The development of information technology puts forward huge demand for electronic materials with high dielectric constants; first-principles calculations and simulations have been demonstrated as an efficient technique for screening and exploring novel dielectric materials. In the present study, first-principles calculations combined with density functional perturbation theory are employed to study the dielectric properties of two newly discovered layered nitrides SrHfN₂ and SrZrN₂ under strain. By analyzing the evolution of lattice distortion, dielectric constant, Born effective charge, and phonon modes along with the applied strain, we find that the biaxial strain and isotropic strain can effectively modulate the dielectric constant.

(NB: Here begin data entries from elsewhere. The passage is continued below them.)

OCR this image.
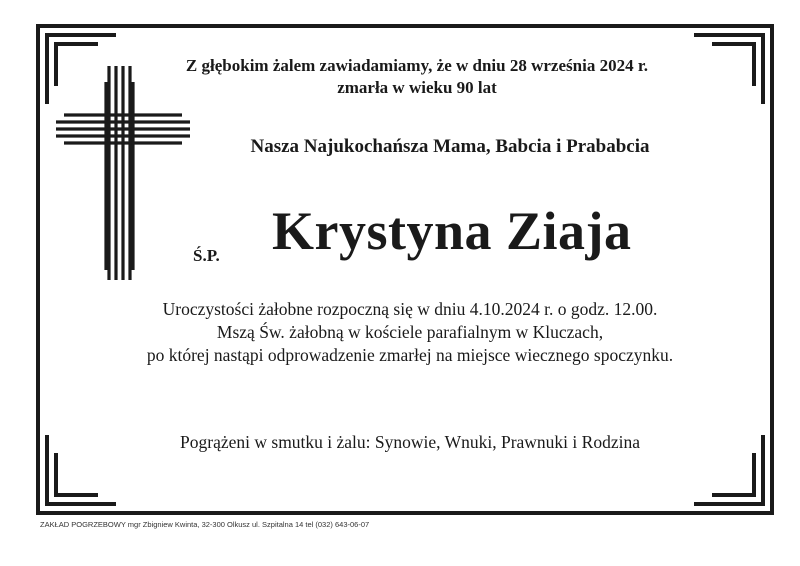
Z głębokim żalem zawiadamiamy, że w dniu 28 września 2024 r.
zmarła w wieku 90 lat
Nasza Najukochańsza Mama, Babcia i Prababcia
Ś.P. Krystyna Ziaja
Uroczystości żałobne rozpoczną się w dniu 4.10.2024 r. o godz. 12.00.
Mszą Św. żałobną w kościele parafialnym w Kluczach,
po której nastąpi odprowadzenie zmarłej na miejsce wiecznego spoczynku.
Pogrążeni w smutku i żalu: Synowie, Wnuki, Prawnuki i Rodzina
ZAKŁAD POGRZEBOWY mgr Zbigniew Kwinta, 32-300 Olkusz ul. Szpitalna 14 tel (032) 643-06-07
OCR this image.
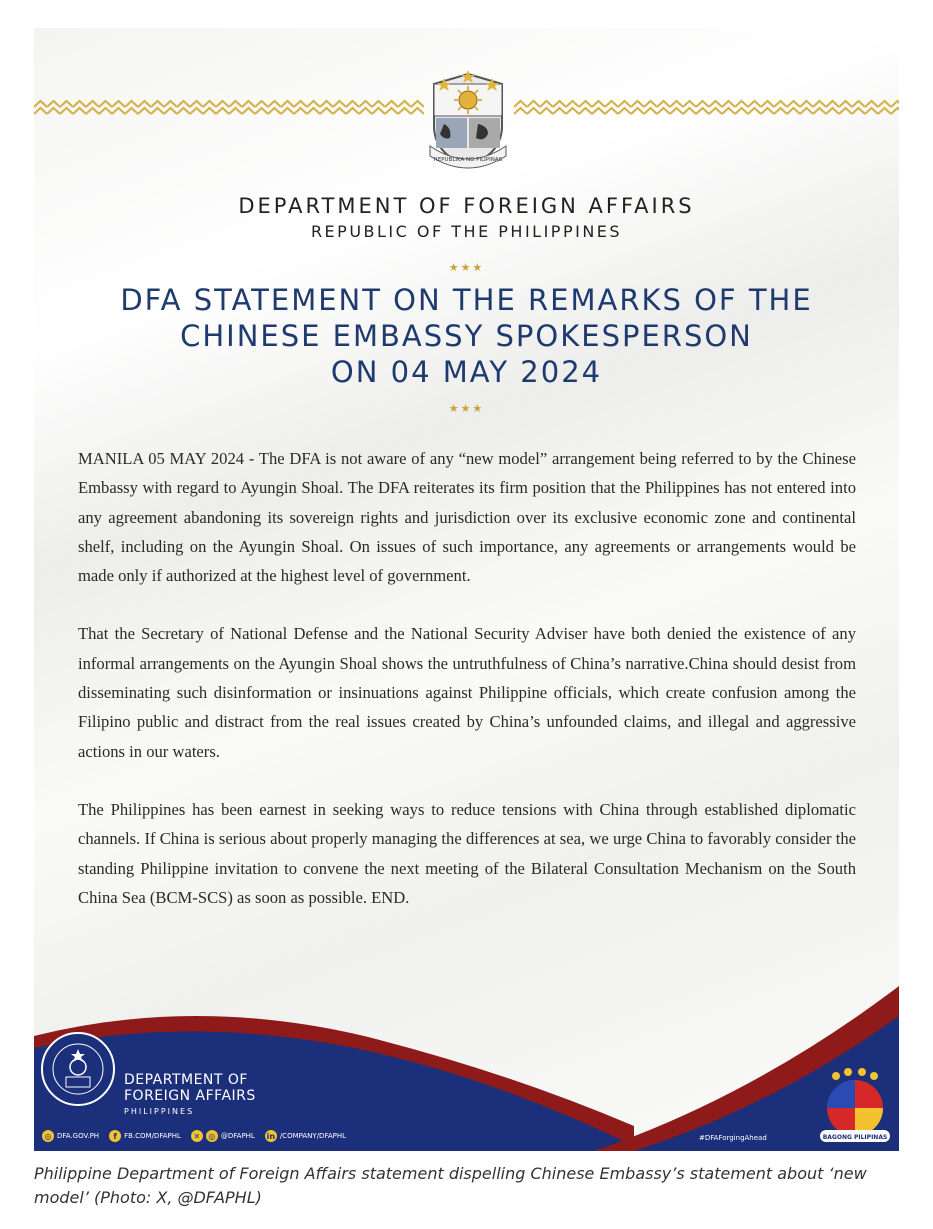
REPUBLIKA NG PILIPINAS
DEPARTMENT OF FOREIGN AFFAIRS
REPUBLIC OF THE PHILIPPINES
★★★
DFA STATEMENT ON THE REMARKS OF THE
CHINESE EMBASSY SPOKESPERSON
ON 04 MAY 2024
★★★

MANILA 05 MAY 2024 - The DFA is not aware of any “new model” arrangement being referred to by the Chinese Embassy with regard to Ayungin Shoal. The DFA reiterates its firm position that the Philippines has not entered into any agreement abandoning its sovereign rights and jurisdiction over its exclusive economic zone and continental shelf, including on the Ayungin Shoal. On issues of such importance, any agreements or arrangements would be made only if authorized at the highest level of government.

That the Secretary of National Defense and the National Security Adviser have both denied the existence of any informal arrangements on the Ayungin Shoal shows the untruthfulness of China’s narrative.China should desist from disseminating such disinformation or insinuations against Philippine officials, which create confusion among the Filipino public and distract from the real issues created by China’s unfounded claims, and illegal and aggressive actions in our waters.

The Philippines has been earnest in seeking ways to reduce tensions with China through established diplomatic channels. If China is serious about properly managing the differences at sea, we urge China to favorably consider the standing Philippine invitation to convene the next meeting of the Bilateral Consultation Mechanism on the South China Sea (BCM-SCS) as soon as possible. END.

DEPARTMENT OF
FOREIGN AFFAIRS
PHILIPPINES
◎ DFA.GOV.PH	f	FB.COM/DFAPHL	✕	◎ @DFAPHL in /COMPANY/DFAPHL	#DFAForgingAhead	BAGONG PILIPINAS
Philippine Department of Foreign Affairs statement dispelling Chinese Embassy’s statement about ‘new model’ (Photo: X, @DFAPHL)
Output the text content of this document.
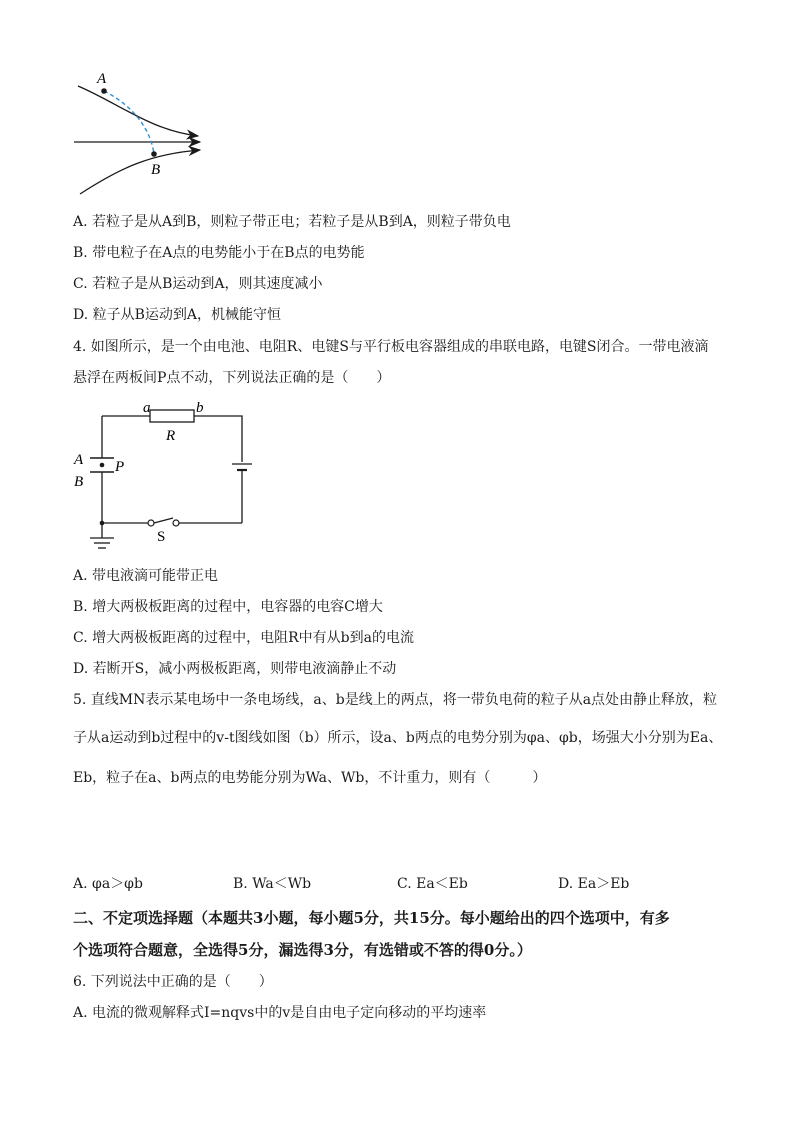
A
B
A. 若粒子是从A到B，则粒子带正电；若粒子是从B到A，则粒子带负电
B. 带电粒子在A点的电势能小于在B点的电势能
C. 若粒子是从B运动到A，则其速度减小
D. 粒子从B运动到A，机械能守恒
4. 如图所示，是一个由电池、电阻R、电键S与平行板电容器组成的串联电路，电键S闭合。一带电液滴
悬浮在两板间P点不动，下列说法正确的是（　　）
a	b
R
A
B
P
S
A. 带电液滴可能带正电
B. 增大两极板距离的过程中，电容器的电容C增大
C. 增大两极板距离的过程中，电阻R中有从b到a的电流
D. 若断开S，减小两极板距离，则带电液滴静止不动
5. 直线MN表示某电场中一条电场线，a、b是线上的两点，将一带负电荷的粒子从a点处由静止释放，粒
子从a运动到b过程中的v-t图线如图（b）所示，设a、b两点的电势分别为φa、φb，场强大小分别为Ea、
Eb，粒子在a、b两点的电势能分别为Wa、Wb，不计重力，则有（　　　）
A. φa＞φb	B. Wa＜Wb	C. Ea＜Eb	D. Ea＞Eb
二、不定项选择题（本题共3小题，每小题5分，共15分。每小题给出的四个选项中，有多
个选项符合题意，全选得5分，漏选得3分，有选错或不答的得0分。）
6. 下列说法中正确的是（　　）
A. 电流的微观解释式I=nqvs中的v是自由电子定向移动的平均速率
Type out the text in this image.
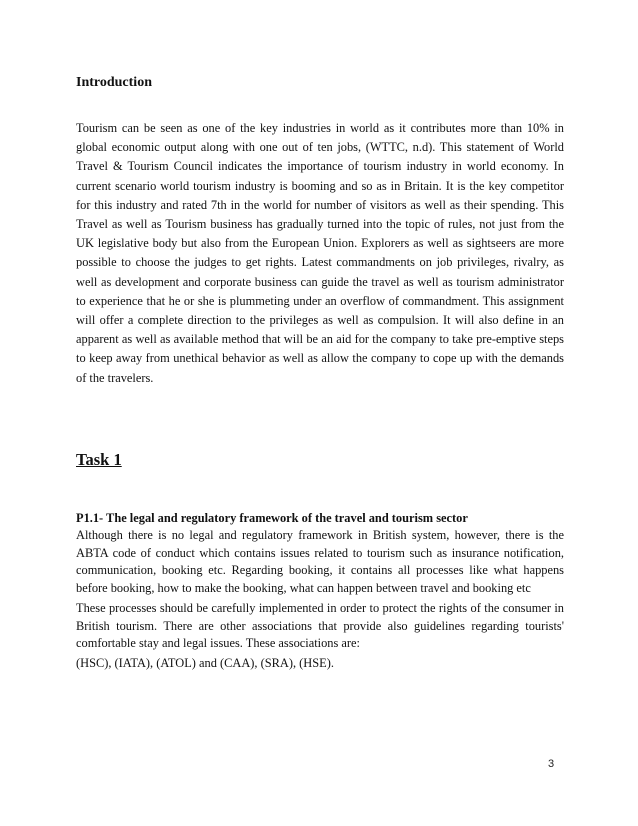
Introduction

Tourism can be seen as one of the key industries in world as it contributes more than 10% in global economic output along with one out of ten jobs, (WTTC, n.d). This statement of World Travel & Tourism Council indicates the importance of tourism industry in world economy. In current scenario world tourism industry is booming and so as in Britain. It is the key competitor for this industry and rated 7th in the world for number of visitors as well as their spending. This Travel as well as Tourism business has gradually turned into the topic of rules, not just from the UK legislative body but also from the European Union. Explorers as well as sightseers are more possible to choose the judges to get rights. Latest commandments on job privileges, rivalry, as well as development and corporate business can guide the travel as well as tourism administrator to experience that he or she is plummeting under an overflow of commandment. This assignment will offer a complete direction to the privileges as well as compulsion. It will also define in an apparent as well as available method that will be an aid for the company to take pre-emptive steps to keep away from unethical behavior as well as allow the company to cope up with the demands of the travelers.

Task 1
P1.1- The legal and regulatory framework of the travel and tourism sector

Although there is no legal and regulatory framework in British system, however, there is the ABTA code of conduct which contains issues related to tourism such as insurance notification, communication, booking etc. Regarding booking, it contains all processes like what happens before booking, how to make the booking, what can happen between travel and booking etc

These processes should be carefully implemented in order to protect the rights of the consumer in British tourism. There are other associations that provide also guidelines regarding tourists' comfortable stay and legal issues. These associations are:

(HSC), (IATA), (ATOL) and (CAA), (SRA), (HSE).

3
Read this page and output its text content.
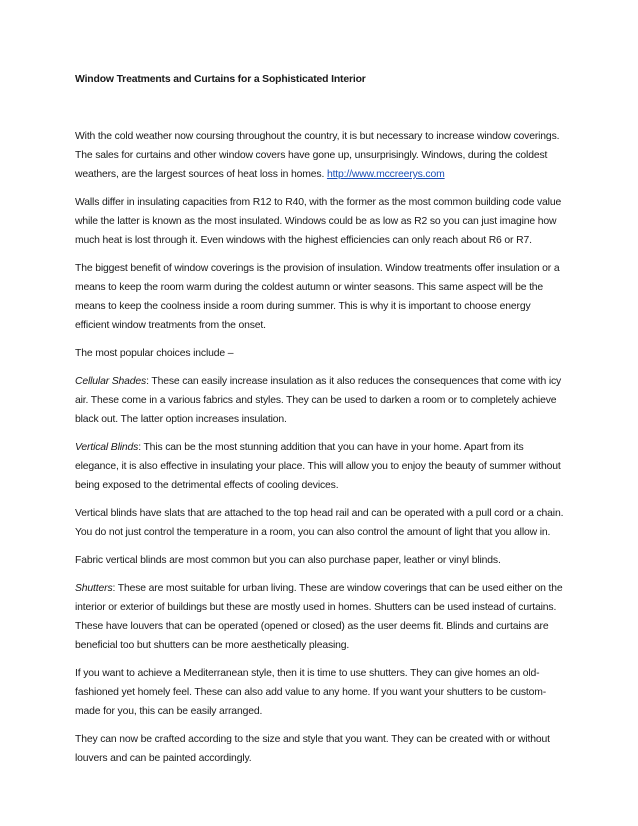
Window Treatments and Curtains for a Sophisticated Interior

With the cold weather now coursing throughout the country, it is but necessary to increase window coverings. The sales for curtains and other window covers have gone up, unsurprisingly. Windows, during the coldest weathers, are the largest sources of heat loss in homes. http://www.mccreerys.com

Walls differ in insulating capacities from R12 to R40, with the former as the most common building code value while the latter is known as the most insulated. Windows could be as low as R2 so you can just imagine how much heat is lost through it. Even windows with the highest efficiencies can only reach about R6 or R7.

The biggest benefit of window coverings is the provision of insulation. Window treatments offer insulation or a means to keep the room warm during the coldest autumn or winter seasons. This same aspect will be the means to keep the coolness inside a room during summer. This is why it is important to choose energy efficient window treatments from the onset.

The most popular choices include –

Cellular Shades: These can easily increase insulation as it also reduces the consequences that come with icy air. These come in a various fabrics and styles. They can be used to darken a room or to completely achieve black out. The latter option increases insulation.

Vertical Blinds: This can be the most stunning addition that you can have in your home. Apart from its elegance, it is also effective in insulating your place. This will allow you to enjoy the beauty of summer without being exposed to the detrimental effects of cooling devices.

Vertical blinds have slats that are attached to the top head rail and can be operated with a pull cord or a chain. You do not just control the temperature in a room, you can also control the amount of light that you allow in.

Fabric vertical blinds are most common but you can also purchase paper, leather or vinyl blinds.

Shutters: These are most suitable for urban living. These are window coverings that can be used either on the interior or exterior of buildings but these are mostly used in homes. Shutters can be used instead of curtains. These have louvers that can be operated (opened or closed) as the user deems fit. Blinds and curtains are beneficial too but shutters can be more aesthetically pleasing.

If you want to achieve a Mediterranean style, then it is time to use shutters. They can give homes an old-fashioned yet homely feel. These can also add value to any home. If you want your shutters to be custom-made for you, this can be easily arranged.

They can now be crafted according to the size and style that you want. They can be created with or without louvers and can be painted accordingly.
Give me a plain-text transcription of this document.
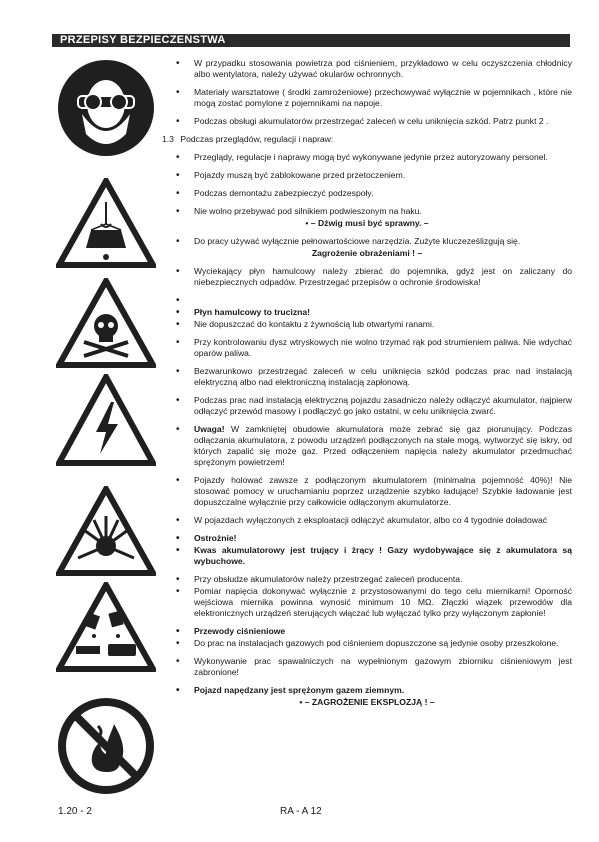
PRZEPISY BEZPIECZEŃSTWA

• W przypadku stosowania powietrza pod ciśnieniem, przykładowo w celu oczyszczenia chłodnicy albo wentylatora, należy używać okularów ochronnych.

• Materiały warsztatowe ( środki zamrożeniowe) przechowywać wyłącznie w pojemnikach , które nie mogą zostać pomylone z pojemnikami na napoje.

• Podczas obsługi akumulatorów przestrzegać zaleceń w celu uniknięcia szkód. Patrz punkt 2 .

1.3 Podczas przeglądów, regulacji i napraw:

• Przeglądy, regulacje i naprawy mogą być wykonywane jedynie przez autoryzowany personel.

• Pojazdy muszą być zablokowane przed przetoczeniem.

• Podczas demontażu zabezpieczyć podzespoły.

• Nie wolno przebywać pod silnikiem podwieszonym na haku.

• – Dźwig musi być sprawny. –

• Do pracy używać wyłącznie pełnowartościowe narzędzia. Zużyte kluczeześlizgują się.

Zagrożenie obrażeniami ! –

• Wyciekający płyn hamulcowy należy zbierać do pojemnika, gdyż jest on zaliczany do niebezpiecznych odpadów. Przestrzegać przepisów o ochronie środowiska!

•

• Płyn hamulcowy to trucizna!

• Nie dopuszczać do kontaktu z żywnością lub otwartymi ranami.

• Przy kontrolowaniu dysz wtryskowych nie wolno trzymać rąk pod strumieniem paliwa. Nie wdychać oparów paliwa.

• Bezwarunkowo przestrzegać zaleceń w celu uniknięcia szkód podczas prac nad instalacją elektryczną albo nad elektroniczną instalacją zapłonową.

• Podczas prac nad instalacją elektryczną pojazdu zasadniczo należy odłączyć akumulator, najpierw odłączyć przewód masowy i podłączyć go jako ostatni, w celu uniknięcia zwarć.

• Uwaga! W zamkniętej obudowie akumulatora może zebrać się gaz piorunujący. Podczas odłączania akumulatora, z powodu urządzeń podłączonych na stałe mogą, wytworzyć się iskry, od których zapalić się może gaz. Przed odłączeniem napięcia należy akumulator przedmuchać sprężonym powietrzem!

• Pojazdy holować zawsze z podłączonym akumulatorem (minimalna pojemność 40%)! Nie stosować pomocy w uruchamianiu poprzez urządzenie szybko ładujące! Szybkie ładowanie jest dopuszczalne wyłącznie przy całkowicie odłączonym akumulatorze.

• W pojazdach wyłączonych z eksploatacji odłączyć akumulator, albo co 4 tygodnie doładować

• Ostrożnie!

• Kwas akumulatorowy jest trujący i żrący ! Gazy wydobywające się z akumulatora są wybuchowe.

• Przy obsłudze akumulatorów należy przestrzegać zaleceń producenta.

• Pomiar napięcia dokonywać wyłącznie z przystosowanymi do tego celu miernikami! Oporność wejściowa miernika powinna wynosić minimum 10 MΩ. Złączki wiązek przewodów dla elektronicznych urządzeń sterujących włączać lub wyłączać tylko przy wyłączonym zapłonie!

• Przewody ciśnieniowe

• Do prac na instalacjach gazowych pod ciśnieniem dopuszczone są jedynie osoby przeszkolone.

• Wykonywanie prac spawalniczych na wypełnionym gazowym zbiorniku ciśnieniowym jest zabronione!

• Pojazd napędzany jest sprężonym gazem ziemnym.

• – ZAGROŻENIE EKSPLOZJĄ ! –

1.20 - 2	RA - A 12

The two nitrides SrHfN₂ and SrZrN₂ are dynamically stable up to biaxial tensile strains of 2.1% and 1.8%, and the dielectric constants have been enlarged to about 500 and 2000. Furthermore, the dielectric constant is dramatically enhanced by 15 (9) times to a maximum value of ∼2600 (2700) under an isotropic tensile strain of 1.2% (0.7%) for SrHfN₂ (SrZrN₂), which is mainly due to the softening of the lowest-frequency infrared-active phonon mode and the increasing octahedral distortion degree. Particularly, the ionic contribution of the dielectric constant shows very remarkable anisotropy and plays a dominant role in the change of the dielectric constant, whose in-plane components exhibit giant enhancement by 18 (10) times for SrHfN₂ (SrZrN₂). This work not only sheds light on the experimentally observed high dielectric constants of SrHfN₂ and SrZrN₂, but also provides an effective route to regulate the anisotropic dielectric constants by applied strain, which indicates promising applications in optical and electronic devices.